About three weeks ago I was walking across Soho Square, thinking about the possibility of getting seriously involved with a bowl of Udon noodles, when a familiar figure stepped – I won’t say strode, as he had stumbled rather unsteadily – out of a pub. It was Alan Cadbury. Being a very disciplined sort of person, I mentioned what was on my mind, viz., noodles. And Alan gave me the blankest of blank stares. It was the sort of look you give people who casually mention noodles when you’re both standing in the middle of a dark peat Fen field that once formed the bed of Whittlesey Mere.
Anyhow, and to cut what is developing into an extended tale short, it would appear that Alan had spent the first part of the day with Maiya at DigVentures’ HQ in Bethnal Green Road. It would seem they’d been talking about badly-written archaeology and hit upon the idea of a blog taking George Orwell’s wonderful 1946 essay ‘Politics and the English Language’ as its starting point. Being Alan, he had of course agreed. And with exuberant enthusiasm. Which made Maiya smile hugely. Smiles all round.
Then, and for reasons neither of us fully understood, he decided to walk to King’s Cross for his train back to Lincolnshire. Somehow his footsteps led him to that pub off Soho Square and now, several pints of London Pride worse for wear, he was telling me about his problem.
In essence, and as I knew only too well myself, Alan didn’t enjoy writing the English language (which is why, of course, I take it upon myself to recount his exploits in the world of crime for him). More to the point, he knew Orwell had written 1994 (as he believed), but he’d never actually read it. In fact he’d never read anything he’d written. Had I?
Yes, I admitted, I’d read almost everything. As a student, when I should have been reading the likes of Vere Gordon Childe, my nose was stuck firmly into The Road to Wigan Pier or ‘Shooting an Elephant’, not to mention Animal Farm. No, to me, Orwell is something of a god. And had I read ‘Politics and the English Language’? he asked. Is the Pope a Catholic? I almost knew it off by heart. So that’s why it’s me, and not Alan, writing this blog.

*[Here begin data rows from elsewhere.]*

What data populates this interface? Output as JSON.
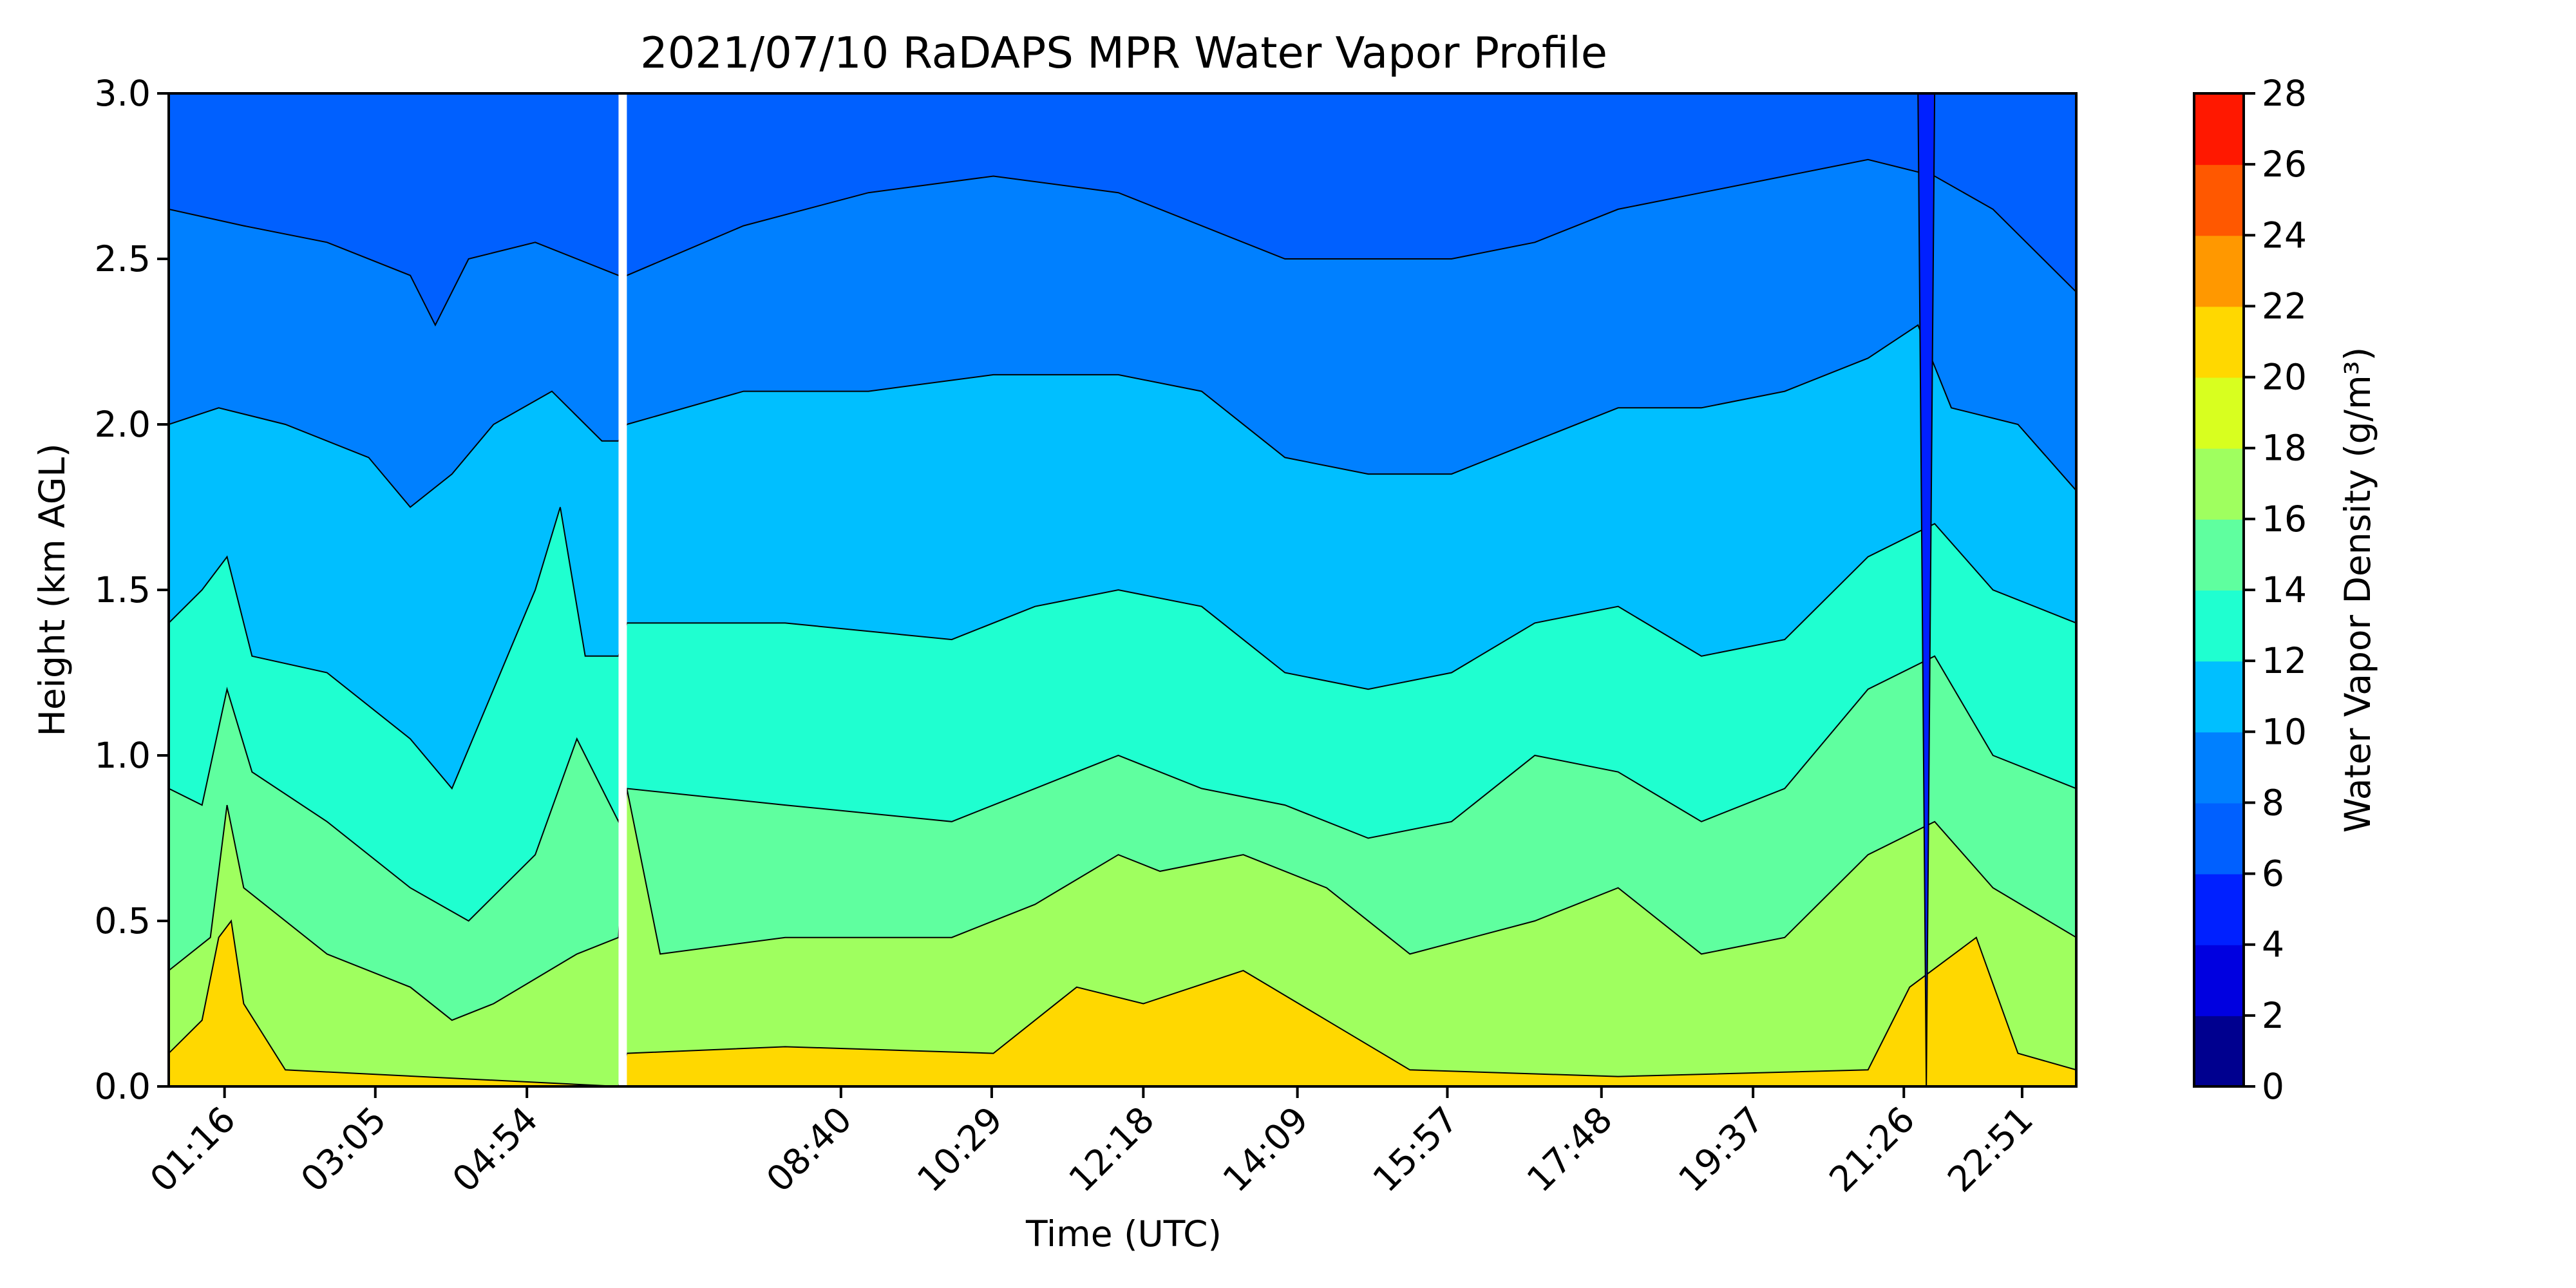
{
  "chart_data": {
    "type": "heatmap",
    "subtype": "filled-contour",
    "title": "2021/07/10 RaDAPS MPR Water Vapor Profile",
    "xlabel": "Time (UTC)",
    "ylabel": "Height (km AGL)",
    "x_ticks": [
      "01:16",
      "03:05",
      "04:54",
      "08:40",
      "10:29",
      "12:18",
      "14:09",
      "15:57",
      "17:48",
      "19:37",
      "21:26",
      "22:51"
    ],
    "x_tick_hours": [
      1.27,
      3.08,
      4.9,
      8.67,
      10.48,
      12.3,
      14.15,
      15.95,
      17.8,
      19.62,
      21.43,
      22.85
    ],
    "x_range_hours": [
      0.6,
      23.5
    ],
    "data_gap_hours": [
      6.0,
      6.1
    ],
    "y_ticks": [
      "0.0",
      "0.5",
      "1.0",
      "1.5",
      "2.0",
      "2.5",
      "3.0"
    ],
    "ylim": [
      0,
      3.0
    ],
    "colorbar": {
      "label": "Water Vapor Density (g/m³)",
      "ticks": [
        "0",
        "2",
        "4",
        "6",
        "8",
        "10",
        "12",
        "14",
        "16",
        "18",
        "20",
        "22",
        "24",
        "26",
        "28"
      ],
      "levels": [
        0,
        2,
        4,
        6,
        8,
        10,
        12,
        14,
        16,
        18,
        20,
        22,
        24,
        26,
        28
      ],
      "colors": [
        "#00008f",
        "#0000e0",
        "#0020ff",
        "#0060ff",
        "#0080ff",
        "#00bfff",
        "#1fffd0",
        "#5fff9f",
        "#9fff5f",
        "#d8ff1f",
        "#ffd800",
        "#ff9800",
        "#ff5800",
        "#ff1800",
        "#a00000"
      ]
    },
    "contour_heights_km": {
      "level_18": [
        [
          0.6,
          0.1
        ],
        [
          1.0,
          0.2
        ],
        [
          1.2,
          0.45
        ],
        [
          1.35,
          0.5
        ],
        [
          1.5,
          0.25
        ],
        [
          2.0,
          0.05
        ],
        [
          6.0,
          0.0
        ],
        [
          6.1,
          0.1
        ],
        [
          8.0,
          0.12
        ],
        [
          10.5,
          0.1
        ],
        [
          11.5,
          0.3
        ],
        [
          12.3,
          0.25
        ],
        [
          13.5,
          0.35
        ],
        [
          14.5,
          0.2
        ],
        [
          15.5,
          0.05
        ],
        [
          18.0,
          0.03
        ],
        [
          21.0,
          0.05
        ],
        [
          21.5,
          0.3
        ],
        [
          22.3,
          0.45
        ],
        [
          22.8,
          0.1
        ],
        [
          23.5,
          0.05
        ]
      ],
      "level_16": [
        [
          0.6,
          0.35
        ],
        [
          1.1,
          0.45
        ],
        [
          1.3,
          0.85
        ],
        [
          1.5,
          0.6
        ],
        [
          2.5,
          0.4
        ],
        [
          3.5,
          0.3
        ],
        [
          4.0,
          0.2
        ],
        [
          4.5,
          0.25
        ],
        [
          5.5,
          0.4
        ],
        [
          6.0,
          0.45
        ],
        [
          6.1,
          0.9
        ],
        [
          6.5,
          0.4
        ],
        [
          8.0,
          0.45
        ],
        [
          10.0,
          0.45
        ],
        [
          11.0,
          0.55
        ],
        [
          12.0,
          0.7
        ],
        [
          12.5,
          0.65
        ],
        [
          13.5,
          0.7
        ],
        [
          14.5,
          0.6
        ],
        [
          15.5,
          0.4
        ],
        [
          17.0,
          0.5
        ],
        [
          18.0,
          0.6
        ],
        [
          19.0,
          0.4
        ],
        [
          20.0,
          0.45
        ],
        [
          21.0,
          0.7
        ],
        [
          21.8,
          0.8
        ],
        [
          22.5,
          0.6
        ],
        [
          23.5,
          0.45
        ]
      ],
      "level_14": [
        [
          0.6,
          0.9
        ],
        [
          1.0,
          0.85
        ],
        [
          1.3,
          1.2
        ],
        [
          1.6,
          0.95
        ],
        [
          2.5,
          0.8
        ],
        [
          3.5,
          0.6
        ],
        [
          4.2,
          0.5
        ],
        [
          5.0,
          0.7
        ],
        [
          5.5,
          1.05
        ],
        [
          6.0,
          0.8
        ],
        [
          6.1,
          0.9
        ],
        [
          8.0,
          0.85
        ],
        [
          10.0,
          0.8
        ],
        [
          11.0,
          0.9
        ],
        [
          12.0,
          1.0
        ],
        [
          13.0,
          0.9
        ],
        [
          14.0,
          0.85
        ],
        [
          15.0,
          0.75
        ],
        [
          16.0,
          0.8
        ],
        [
          17.0,
          1.0
        ],
        [
          18.0,
          0.95
        ],
        [
          19.0,
          0.8
        ],
        [
          20.0,
          0.9
        ],
        [
          21.0,
          1.2
        ],
        [
          21.8,
          1.3
        ],
        [
          22.5,
          1.0
        ],
        [
          23.5,
          0.9
        ]
      ],
      "level_12": [
        [
          0.6,
          1.4
        ],
        [
          1.0,
          1.5
        ],
        [
          1.3,
          1.6
        ],
        [
          1.6,
          1.3
        ],
        [
          2.5,
          1.25
        ],
        [
          3.5,
          1.05
        ],
        [
          4.0,
          0.9
        ],
        [
          4.5,
          1.2
        ],
        [
          5.0,
          1.5
        ],
        [
          5.3,
          1.75
        ],
        [
          5.6,
          1.3
        ],
        [
          6.0,
          1.3
        ],
        [
          6.1,
          1.4
        ],
        [
          8.0,
          1.4
        ],
        [
          10.0,
          1.35
        ],
        [
          11.0,
          1.45
        ],
        [
          12.0,
          1.5
        ],
        [
          13.0,
          1.45
        ],
        [
          14.0,
          1.25
        ],
        [
          15.0,
          1.2
        ],
        [
          16.0,
          1.25
        ],
        [
          17.0,
          1.4
        ],
        [
          18.0,
          1.45
        ],
        [
          19.0,
          1.3
        ],
        [
          20.0,
          1.35
        ],
        [
          21.0,
          1.6
        ],
        [
          21.8,
          1.7
        ],
        [
          22.5,
          1.5
        ],
        [
          23.5,
          1.4
        ]
      ],
      "level_10": [
        [
          0.6,
          2.0
        ],
        [
          1.2,
          2.05
        ],
        [
          2.0,
          2.0
        ],
        [
          3.0,
          1.9
        ],
        [
          3.5,
          1.75
        ],
        [
          4.0,
          1.85
        ],
        [
          4.5,
          2.0
        ],
        [
          5.2,
          2.1
        ],
        [
          5.8,
          1.95
        ],
        [
          6.0,
          1.95
        ],
        [
          6.1,
          2.0
        ],
        [
          7.5,
          2.1
        ],
        [
          9.0,
          2.1
        ],
        [
          10.5,
          2.15
        ],
        [
          12.0,
          2.15
        ],
        [
          13.0,
          2.1
        ],
        [
          14.0,
          1.9
        ],
        [
          15.0,
          1.85
        ],
        [
          16.0,
          1.85
        ],
        [
          17.0,
          1.95
        ],
        [
          18.0,
          2.05
        ],
        [
          19.0,
          2.05
        ],
        [
          20.0,
          2.1
        ],
        [
          21.0,
          2.2
        ],
        [
          21.6,
          2.3
        ],
        [
          22.0,
          2.05
        ],
        [
          22.8,
          2.0
        ],
        [
          23.5,
          1.8
        ]
      ],
      "level_8": [
        [
          0.6,
          2.65
        ],
        [
          1.5,
          2.6
        ],
        [
          2.5,
          2.55
        ],
        [
          3.5,
          2.45
        ],
        [
          3.8,
          2.3
        ],
        [
          4.2,
          2.5
        ],
        [
          5.0,
          2.55
        ],
        [
          5.5,
          2.5
        ],
        [
          6.0,
          2.45
        ],
        [
          6.1,
          2.45
        ],
        [
          7.5,
          2.6
        ],
        [
          9.0,
          2.7
        ],
        [
          10.5,
          2.75
        ],
        [
          12.0,
          2.7
        ],
        [
          13.0,
          2.6
        ],
        [
          14.0,
          2.5
        ],
        [
          15.0,
          2.5
        ],
        [
          16.0,
          2.5
        ],
        [
          17.0,
          2.55
        ],
        [
          18.0,
          2.65
        ],
        [
          19.0,
          2.7
        ],
        [
          20.0,
          2.75
        ],
        [
          21.0,
          2.8
        ],
        [
          21.8,
          2.75
        ],
        [
          22.5,
          2.65
        ],
        [
          23.5,
          2.4
        ]
      ],
      "level_6": [
        [
          0.6,
          3.0
        ],
        [
          21.6,
          3.0
        ],
        [
          21.7,
          0.0
        ],
        [
          21.8,
          3.0
        ],
        [
          23.5,
          3.0
        ]
      ]
    }
  }
}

My version of Orwell’s essay is taken from the definitive four volume collection of his letters and essays edited by his wife Sonia Orwell and Ian Angus. It’s even got its original, if rather moth-eaten, dust-jacket (see picture). This was published in 1968 and I bought my copies in 1969. In essence, Orwell believed, and quite rightly in my opinion, that sloppy writing leads to sloppy thinking, because you never really have to address real issues head-on. As he put it:
‘A man may take to drink because he feels himself to be a failure, and then fail all the more completely because he drinks. …Rather the same thing… is happening to the English language. It becomes ugly and inaccurate because our thoughts are foolish, but the slovenliness of our language makes it easier for us to have foolish thoughts.’
Then he goes on to lambaste contemporary politicians, of all parties. It’s a cracking good read, and still applies 100% to the slick-looking management-speaking automata who consider themselves the Westminster elite.
Sadly, archaeology has been heading in the same direction, too. Of course there are exceptions (and I’m thinking here of people like Mike Parker Pearson, Josh Pollard and Vince Gaffney, to name but a few), but regrettably they are the exceptions that prove the rule. I’m afraid things started to go wrong badly in 1968, the same year that Orwell collection was published, when David Clarke produced Analytical Archaeology. Have a taste of its delights:
(iii) The fluctuations and oscillations in the quantitative ontogeny of numbers and combinations of artefact-types and assemblages may be viewed as only part of the qualitative change and oscillation of the system of intercorrelated types as a structured constellation changing with time.
Quite. But David was no fool, and his work was translated into excellent English by Bob Chapman for the 2nd edition, ten years later. Unfortunately for us, Analytical had set a trend that is still alive and yawning.
Indeed, in some academic institutions it’s the sort of punctuation-free English you’re expected to produce. The past ten years have seen many contract archaeologists churning out formulaic prose, that in its own lacklustre way, is just as bad. What worries me profoundly is what Orwell feared: our work becomes as redundant as the language used to report it.